As a clever disguise, the card skimmers are paired up with pinhole cameras that are hidden within the cash machine in order to pose as part of that machine.

Approximately .68 millimeters is the height of the insert skimmer. It is important to note that this is plenty of space for the machine to capture and return the customer’s credit or debit card without interrupting the machine’s ability to retrieve the card.

Chip-card data or transactions are not snatched by these skimmers. However, most payment cards issued to American citizens still contain plain text cardholder data stored on the magnetic stripe.

Deep Insert

Also Read: ATM Penetration Testing – Advanced Testing Methods to Find The Vulnerabilities

Threat Actors’ Goal

In designing this skimmer, the thieves specifically sought the data stored on the magnetic stripe and the 4-digit PIN of the customer. 
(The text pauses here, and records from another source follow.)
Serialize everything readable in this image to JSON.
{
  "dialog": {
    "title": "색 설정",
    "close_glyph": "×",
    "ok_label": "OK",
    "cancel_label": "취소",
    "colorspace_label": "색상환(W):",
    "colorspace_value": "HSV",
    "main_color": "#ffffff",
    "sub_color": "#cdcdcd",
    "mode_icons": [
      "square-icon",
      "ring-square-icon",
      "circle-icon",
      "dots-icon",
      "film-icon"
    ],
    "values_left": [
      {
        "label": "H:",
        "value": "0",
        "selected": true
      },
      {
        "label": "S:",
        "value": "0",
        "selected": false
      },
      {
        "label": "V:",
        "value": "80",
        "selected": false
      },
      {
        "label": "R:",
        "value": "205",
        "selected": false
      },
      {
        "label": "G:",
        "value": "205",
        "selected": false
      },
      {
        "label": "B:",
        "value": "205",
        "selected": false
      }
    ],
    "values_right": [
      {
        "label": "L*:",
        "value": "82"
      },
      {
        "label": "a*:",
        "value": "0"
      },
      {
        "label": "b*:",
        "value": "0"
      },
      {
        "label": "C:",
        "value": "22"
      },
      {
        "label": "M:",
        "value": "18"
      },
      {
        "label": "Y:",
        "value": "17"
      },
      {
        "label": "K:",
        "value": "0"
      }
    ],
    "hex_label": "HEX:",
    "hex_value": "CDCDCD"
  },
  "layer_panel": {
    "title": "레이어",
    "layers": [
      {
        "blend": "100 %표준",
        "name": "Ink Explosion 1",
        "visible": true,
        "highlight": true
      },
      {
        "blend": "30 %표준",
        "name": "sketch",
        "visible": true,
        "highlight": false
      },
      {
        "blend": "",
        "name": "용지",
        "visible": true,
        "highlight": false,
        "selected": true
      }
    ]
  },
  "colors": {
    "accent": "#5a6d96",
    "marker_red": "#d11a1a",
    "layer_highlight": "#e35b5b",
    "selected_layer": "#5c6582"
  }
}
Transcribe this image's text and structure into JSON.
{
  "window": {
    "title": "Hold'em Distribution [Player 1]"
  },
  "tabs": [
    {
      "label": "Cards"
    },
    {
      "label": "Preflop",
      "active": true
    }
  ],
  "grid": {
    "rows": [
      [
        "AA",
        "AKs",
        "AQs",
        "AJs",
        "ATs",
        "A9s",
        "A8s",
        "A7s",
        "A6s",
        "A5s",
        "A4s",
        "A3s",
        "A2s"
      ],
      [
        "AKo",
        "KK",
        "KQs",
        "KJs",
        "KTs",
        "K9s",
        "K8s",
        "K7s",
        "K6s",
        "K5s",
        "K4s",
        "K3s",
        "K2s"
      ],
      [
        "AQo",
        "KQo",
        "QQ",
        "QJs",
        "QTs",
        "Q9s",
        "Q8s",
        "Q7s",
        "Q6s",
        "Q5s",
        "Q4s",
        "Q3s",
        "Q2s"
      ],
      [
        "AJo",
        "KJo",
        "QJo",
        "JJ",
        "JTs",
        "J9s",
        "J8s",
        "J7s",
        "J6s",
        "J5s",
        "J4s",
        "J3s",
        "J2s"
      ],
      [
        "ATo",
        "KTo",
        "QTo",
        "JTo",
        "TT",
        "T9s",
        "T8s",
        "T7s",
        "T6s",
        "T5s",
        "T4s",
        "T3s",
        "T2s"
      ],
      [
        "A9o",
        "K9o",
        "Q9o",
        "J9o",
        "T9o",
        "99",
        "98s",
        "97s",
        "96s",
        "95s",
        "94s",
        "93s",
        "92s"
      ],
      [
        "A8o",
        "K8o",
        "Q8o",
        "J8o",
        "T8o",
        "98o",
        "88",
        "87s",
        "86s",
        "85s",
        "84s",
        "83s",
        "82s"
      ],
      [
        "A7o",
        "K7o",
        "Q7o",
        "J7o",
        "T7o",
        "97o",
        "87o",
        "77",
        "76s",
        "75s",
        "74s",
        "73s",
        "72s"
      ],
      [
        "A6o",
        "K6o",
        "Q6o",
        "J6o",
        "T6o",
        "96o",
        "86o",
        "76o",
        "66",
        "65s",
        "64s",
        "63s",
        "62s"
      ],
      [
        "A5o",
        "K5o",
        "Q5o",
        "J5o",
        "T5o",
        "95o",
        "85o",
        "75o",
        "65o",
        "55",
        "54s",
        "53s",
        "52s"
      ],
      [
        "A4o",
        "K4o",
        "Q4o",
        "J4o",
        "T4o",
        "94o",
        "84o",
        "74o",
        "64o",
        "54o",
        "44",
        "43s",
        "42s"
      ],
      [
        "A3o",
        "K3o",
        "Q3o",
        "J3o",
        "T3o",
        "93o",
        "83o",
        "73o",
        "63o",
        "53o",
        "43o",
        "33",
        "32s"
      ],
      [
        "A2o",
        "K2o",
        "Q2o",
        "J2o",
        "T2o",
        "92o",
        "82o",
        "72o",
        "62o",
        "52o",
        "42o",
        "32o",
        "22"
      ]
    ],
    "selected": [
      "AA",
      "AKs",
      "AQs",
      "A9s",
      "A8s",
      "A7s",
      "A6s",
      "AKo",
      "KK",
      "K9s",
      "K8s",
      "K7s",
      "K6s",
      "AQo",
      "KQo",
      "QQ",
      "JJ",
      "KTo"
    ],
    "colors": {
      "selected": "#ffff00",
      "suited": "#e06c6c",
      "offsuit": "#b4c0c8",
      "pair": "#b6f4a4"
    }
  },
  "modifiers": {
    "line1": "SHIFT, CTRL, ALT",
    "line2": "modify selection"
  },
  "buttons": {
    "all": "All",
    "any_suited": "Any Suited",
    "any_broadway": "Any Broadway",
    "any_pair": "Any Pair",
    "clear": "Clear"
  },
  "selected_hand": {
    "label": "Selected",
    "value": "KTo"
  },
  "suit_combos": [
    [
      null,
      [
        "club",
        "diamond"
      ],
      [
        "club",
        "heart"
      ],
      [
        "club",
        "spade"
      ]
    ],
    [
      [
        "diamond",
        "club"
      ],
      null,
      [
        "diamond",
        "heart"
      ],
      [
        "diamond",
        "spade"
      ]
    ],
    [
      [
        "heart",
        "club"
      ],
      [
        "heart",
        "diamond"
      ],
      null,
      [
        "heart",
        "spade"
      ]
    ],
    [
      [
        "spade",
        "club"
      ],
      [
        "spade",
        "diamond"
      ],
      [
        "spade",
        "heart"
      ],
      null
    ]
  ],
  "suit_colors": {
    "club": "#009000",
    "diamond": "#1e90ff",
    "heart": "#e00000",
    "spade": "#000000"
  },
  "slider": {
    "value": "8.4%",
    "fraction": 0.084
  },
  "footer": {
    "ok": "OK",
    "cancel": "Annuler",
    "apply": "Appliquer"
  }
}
According to the Kerbs investigation report, With those two pieces of data, the crooks can then clone payment cards and use them to siphon money from victim accounts at other ATMs. ATMs made by NCR, called SelfServ 84 Walk-Up were abused by the threat actors to install these skimming devices.

Deep Insert

Pinhole spy cameras are sometimes embedded in fake panels above PIN pads by skimmer thieves. As a result of incorporating insert kit into the ATMs of financial institutions, most of the insert skimmer attacks at this point have been successfully stopped. 

The insert kit is a solution that NCR has developed to mitigate such attacks. A “smart detect kit” from NCR is also tested in field situations, which includes a USB camera to be able to monitor the interior of the card reader, which adds a photographic element to the test.

There will be a continued trend of miniaturization and stealthy device development for skimming devices as long as cardholder data will continue to be stored on magnetic strips on payment cards in plain text.

Whenever you are at a cash machine, make sure you make your mind up to avoid ATMs that are dodgy-looking or that have a low lighting fixture. And not only that even make sure to cover PIN pad with your hand to defeat such thefts.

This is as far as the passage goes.